Denver Public Schools (DPS) has long prided itself on being ahead of the curve when it comes to education reform. It was one of the first major urban districts in the country to negotiate a pay-for-performance system for its teachers in 2005. In the same year, it reorganized along lines suggested by New Orleans and Washington, D.C., encouraging an explosion of “innovation schools” and charters. Before Arne Duncan made it a staple of Obama-era policy, DPS was rewarding teachers on the basis of effectiveness and steamrolling barriers to school choice.
So when Denver revamps its School Performance Framework (SPF), as recent task force recommendations hint, we should take note.
DPS’s School Performance Framework is the measurement and communication part of “the Denver Plan,” an iterative series of five-year strategic programs for improving DPS schools. The SPF’s role is to provide information to families, give feedback to school leaders, and guide school improvement efforts. In its original 2005 version, then called the Balanced Scorecard, the information it provided was limited almost exclusively to disaggregated percent-proficient figures based on the annual state test—exactly as the No Child Left Behind Act (NCLB) required. By 2010, though, in line with federal advocacy to include more nuanced information, the SPF had evolved to include growth measures of student achievement and to track both postsecondary readiness and family and student engagement, as well.
But the passage of the Every Student Succeeds Act (ESSA) in 2015 made this version of Denver’s SPF redundant. Colorado’s ESSA plan proposed to use many of the same measures that Denver was already reporting on its own: absenteeism metrics, graduation rates, and test scores.
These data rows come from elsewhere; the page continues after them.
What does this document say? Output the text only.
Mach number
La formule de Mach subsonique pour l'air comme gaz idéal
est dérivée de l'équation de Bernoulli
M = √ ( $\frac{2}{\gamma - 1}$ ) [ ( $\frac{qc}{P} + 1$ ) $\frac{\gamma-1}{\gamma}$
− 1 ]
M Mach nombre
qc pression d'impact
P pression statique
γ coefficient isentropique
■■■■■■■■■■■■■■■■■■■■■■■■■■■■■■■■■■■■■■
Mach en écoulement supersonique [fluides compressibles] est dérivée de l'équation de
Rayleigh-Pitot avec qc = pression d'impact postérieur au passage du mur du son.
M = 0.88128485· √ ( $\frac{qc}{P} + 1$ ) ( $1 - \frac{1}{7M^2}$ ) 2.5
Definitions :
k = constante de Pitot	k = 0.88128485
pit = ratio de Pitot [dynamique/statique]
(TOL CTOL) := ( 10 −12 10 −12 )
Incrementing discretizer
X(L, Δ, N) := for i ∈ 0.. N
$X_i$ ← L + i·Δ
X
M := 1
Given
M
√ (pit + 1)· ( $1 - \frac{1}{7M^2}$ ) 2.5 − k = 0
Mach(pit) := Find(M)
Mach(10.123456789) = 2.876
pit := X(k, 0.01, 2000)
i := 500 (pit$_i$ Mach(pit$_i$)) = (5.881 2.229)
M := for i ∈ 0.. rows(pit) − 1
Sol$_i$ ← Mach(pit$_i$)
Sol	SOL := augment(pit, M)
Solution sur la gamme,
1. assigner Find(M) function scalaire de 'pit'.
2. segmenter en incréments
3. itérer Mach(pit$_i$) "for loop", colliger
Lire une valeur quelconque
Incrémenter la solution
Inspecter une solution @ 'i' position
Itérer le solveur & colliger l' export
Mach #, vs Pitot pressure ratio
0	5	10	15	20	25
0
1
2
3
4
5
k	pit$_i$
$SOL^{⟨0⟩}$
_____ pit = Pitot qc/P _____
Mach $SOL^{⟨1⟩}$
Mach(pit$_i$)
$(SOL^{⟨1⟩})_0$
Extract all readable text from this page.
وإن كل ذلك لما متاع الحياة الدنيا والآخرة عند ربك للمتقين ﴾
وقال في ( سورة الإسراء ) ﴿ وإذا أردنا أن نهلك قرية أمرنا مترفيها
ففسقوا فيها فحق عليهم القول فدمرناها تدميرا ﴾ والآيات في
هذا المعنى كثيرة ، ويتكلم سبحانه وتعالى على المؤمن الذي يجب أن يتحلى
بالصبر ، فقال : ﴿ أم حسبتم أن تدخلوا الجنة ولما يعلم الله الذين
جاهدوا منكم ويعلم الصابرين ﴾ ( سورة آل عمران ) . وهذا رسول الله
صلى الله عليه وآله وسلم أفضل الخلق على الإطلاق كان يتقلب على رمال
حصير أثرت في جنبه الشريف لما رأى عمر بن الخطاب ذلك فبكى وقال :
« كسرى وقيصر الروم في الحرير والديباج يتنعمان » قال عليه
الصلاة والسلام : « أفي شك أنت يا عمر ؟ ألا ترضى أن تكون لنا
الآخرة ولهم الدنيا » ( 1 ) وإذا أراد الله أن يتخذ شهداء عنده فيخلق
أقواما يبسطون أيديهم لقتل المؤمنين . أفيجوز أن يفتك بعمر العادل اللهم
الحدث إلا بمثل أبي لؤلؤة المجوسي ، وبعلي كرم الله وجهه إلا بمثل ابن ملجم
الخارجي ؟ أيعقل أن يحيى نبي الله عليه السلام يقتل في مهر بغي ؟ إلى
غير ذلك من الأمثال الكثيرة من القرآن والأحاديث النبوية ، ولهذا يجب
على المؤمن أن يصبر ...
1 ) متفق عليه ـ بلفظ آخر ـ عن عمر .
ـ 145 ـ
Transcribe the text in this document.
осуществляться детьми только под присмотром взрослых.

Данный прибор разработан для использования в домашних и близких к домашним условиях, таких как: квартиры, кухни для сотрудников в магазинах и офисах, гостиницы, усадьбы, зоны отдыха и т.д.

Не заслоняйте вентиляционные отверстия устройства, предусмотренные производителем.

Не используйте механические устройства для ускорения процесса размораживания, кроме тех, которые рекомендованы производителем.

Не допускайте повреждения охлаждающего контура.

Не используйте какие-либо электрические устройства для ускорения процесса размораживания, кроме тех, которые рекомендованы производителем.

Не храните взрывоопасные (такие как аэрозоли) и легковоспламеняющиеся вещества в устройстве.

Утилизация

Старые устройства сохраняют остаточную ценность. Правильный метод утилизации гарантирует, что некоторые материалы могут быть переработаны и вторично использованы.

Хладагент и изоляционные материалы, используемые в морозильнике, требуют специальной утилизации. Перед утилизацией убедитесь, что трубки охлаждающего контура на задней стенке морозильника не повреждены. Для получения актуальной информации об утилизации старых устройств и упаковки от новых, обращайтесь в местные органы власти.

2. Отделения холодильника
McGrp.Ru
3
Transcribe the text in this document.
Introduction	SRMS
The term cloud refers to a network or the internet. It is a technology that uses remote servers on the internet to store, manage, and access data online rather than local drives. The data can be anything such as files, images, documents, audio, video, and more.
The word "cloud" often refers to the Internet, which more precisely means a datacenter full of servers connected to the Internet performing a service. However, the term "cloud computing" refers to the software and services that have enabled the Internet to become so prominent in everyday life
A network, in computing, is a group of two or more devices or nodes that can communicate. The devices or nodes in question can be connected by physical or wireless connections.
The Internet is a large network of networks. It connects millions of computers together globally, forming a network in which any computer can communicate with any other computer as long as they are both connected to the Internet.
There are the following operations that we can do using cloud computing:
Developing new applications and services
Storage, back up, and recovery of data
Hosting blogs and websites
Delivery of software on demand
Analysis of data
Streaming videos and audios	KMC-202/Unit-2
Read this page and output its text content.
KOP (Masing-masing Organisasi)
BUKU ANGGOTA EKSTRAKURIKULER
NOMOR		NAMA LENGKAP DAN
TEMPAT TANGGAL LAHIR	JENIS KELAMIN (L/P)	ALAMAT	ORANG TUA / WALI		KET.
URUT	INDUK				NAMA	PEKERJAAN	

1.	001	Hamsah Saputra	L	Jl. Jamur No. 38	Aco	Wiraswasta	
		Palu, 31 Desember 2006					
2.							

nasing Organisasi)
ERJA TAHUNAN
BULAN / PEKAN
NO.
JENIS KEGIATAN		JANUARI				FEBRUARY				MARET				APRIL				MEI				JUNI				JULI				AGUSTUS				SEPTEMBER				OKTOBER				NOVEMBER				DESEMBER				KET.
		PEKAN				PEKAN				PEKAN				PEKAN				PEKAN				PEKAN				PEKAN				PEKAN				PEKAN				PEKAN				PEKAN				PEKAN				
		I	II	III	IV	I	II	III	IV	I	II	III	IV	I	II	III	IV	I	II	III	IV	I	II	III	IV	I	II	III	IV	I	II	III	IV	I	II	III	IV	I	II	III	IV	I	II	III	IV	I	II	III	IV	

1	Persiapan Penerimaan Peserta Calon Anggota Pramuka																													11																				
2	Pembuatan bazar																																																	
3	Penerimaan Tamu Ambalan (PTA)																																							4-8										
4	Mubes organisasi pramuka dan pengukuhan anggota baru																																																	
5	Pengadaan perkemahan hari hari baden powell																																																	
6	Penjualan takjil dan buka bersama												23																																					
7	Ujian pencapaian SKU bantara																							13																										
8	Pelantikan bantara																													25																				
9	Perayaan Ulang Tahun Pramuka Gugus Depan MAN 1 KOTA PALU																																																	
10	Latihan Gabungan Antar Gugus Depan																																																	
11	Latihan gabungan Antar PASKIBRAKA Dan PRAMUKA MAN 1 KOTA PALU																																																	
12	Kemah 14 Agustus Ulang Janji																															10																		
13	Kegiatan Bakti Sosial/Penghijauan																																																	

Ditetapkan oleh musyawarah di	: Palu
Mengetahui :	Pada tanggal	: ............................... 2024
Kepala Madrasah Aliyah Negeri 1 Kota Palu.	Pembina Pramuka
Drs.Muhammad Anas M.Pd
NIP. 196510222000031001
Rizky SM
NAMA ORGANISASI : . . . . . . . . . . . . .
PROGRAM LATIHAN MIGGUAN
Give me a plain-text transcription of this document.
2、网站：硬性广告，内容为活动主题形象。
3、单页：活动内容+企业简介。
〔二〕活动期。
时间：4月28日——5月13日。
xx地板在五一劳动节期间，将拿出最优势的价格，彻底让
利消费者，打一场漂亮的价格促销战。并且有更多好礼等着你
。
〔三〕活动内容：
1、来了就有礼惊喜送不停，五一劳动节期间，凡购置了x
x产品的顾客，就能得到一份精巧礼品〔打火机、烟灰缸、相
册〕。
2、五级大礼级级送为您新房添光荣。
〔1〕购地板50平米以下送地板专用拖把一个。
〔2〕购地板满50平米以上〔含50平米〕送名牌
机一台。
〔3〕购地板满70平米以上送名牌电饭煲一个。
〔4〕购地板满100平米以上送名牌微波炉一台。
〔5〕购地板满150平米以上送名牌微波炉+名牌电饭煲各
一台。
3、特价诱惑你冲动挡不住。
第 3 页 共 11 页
It was cutting-edge in 2005 and 2010, but the SPF had become obsolete. Parents complained that its summative ratings were reductive and unhelpful in communicating school quality. It no longer added any value to what state reporting contributed.
Against this background, Denver’s Quality Schools Task Force has proposed changes to the SPF that would once again put the district on the leading edge of innovative reform. This time, they have approached the task by asking what a local district can do that a state cannot. Their recommendations include three major departures from earlier frameworks. Taken together, they amount to an ambitious reimagination of accountability’s role in driving school success.
First, the task force calls for decoupling information meant for local stakeholders from information required by state officials. The recommendations want to create a “continuous learning improvement system” that provides school-level guidance based on the unique needs of each school, as well as a “school dashboard” to share the “most comprehensive and accurate” picture of a school’s progress with the community. While state accountability mechanisms would continue to set the floor, these new elements are meant to point the way toward the ceiling. This approach goes well beyond the ESSA requirement to include a non-academic indicator in progress reporting: It would equip school leaders and families with nuanced tools for addressing barriers to success that are unique to each school.
Second, the task force recommends expanding the kinds of goals that stakeholders are responsible for achieving. They call this a “triple bottom line” view of school success. In addition to academic results already reported through the state’s ESSA plan, the task force would include measures related to the “whole child” and “a school’s culture/climate” in their reporting. This is an important recognition that schools can produce good academic results while ignoring the developmental needs of students, and vice versa. Neither omission would be acceptable under the new model, and providing information on all three goals would ensure balance among them.
Third, and most ambitiously, the recommendations encourage a fundamental change in “how accountability is understood, and the mental model we have about the relationships between community, school, and district.” The task force notes that accountability policies have led to “top-down management” in practice, with school quality assessed and communicated only in terms of “criteria that could be consistently measured across schools no matter the context.” The top-down approach focuses everyone’s efforts on relatively narrow metrics that are driven primarily by state interests and are unresponsive to differences in local circumstances. The proposed shift to a “collaborative” accountability model based on “mutual responsibility” for the district’s “triple bottom line” wants to unite stakeholders in a shared project of goal-setting and problem-solving, an approach to accountability gaining steam in both theory and practice.
The proposed changes to Denver’s SPF, and the new approach to accountability writ large, are more rigorous than previous models, not less. They add responsibilities to schools’ plates without removing anything from them. To meet these new responsibilities, the district proposes to allocate resources equitably while demanding ingenuity from school personnel and communities in applying them. While continuing to assure the state that progress goals on achievement, graduation, and attendance are being met, the task force’s recommendations expect responsiveness to school-level stakeholders and require those stakeholders to shoulder their part of the load.
The Quality Schools Task Force certainly deserves credit for the scale of its ambition. In decentralizing decision-making processes and inviting schools and local stakeholders to work together, these proposals resemble Andy Smarick’s “capacitating conservatism.” They also reflect Diane Ravitch’s frequent calls to turn accountability into responsibility. These two visions rarely row in the same direction, but DPS might have found a way to bring them together. Can a district’s own accountability framework simultaneously meet the demands of two kinds of rigor, one imposed by its local stakeholders and one imposed by the state, all while fostering partnerships rather than acrimony and encouraging buy-in rather than apathy? DPS thinks so. This is a model worth watching.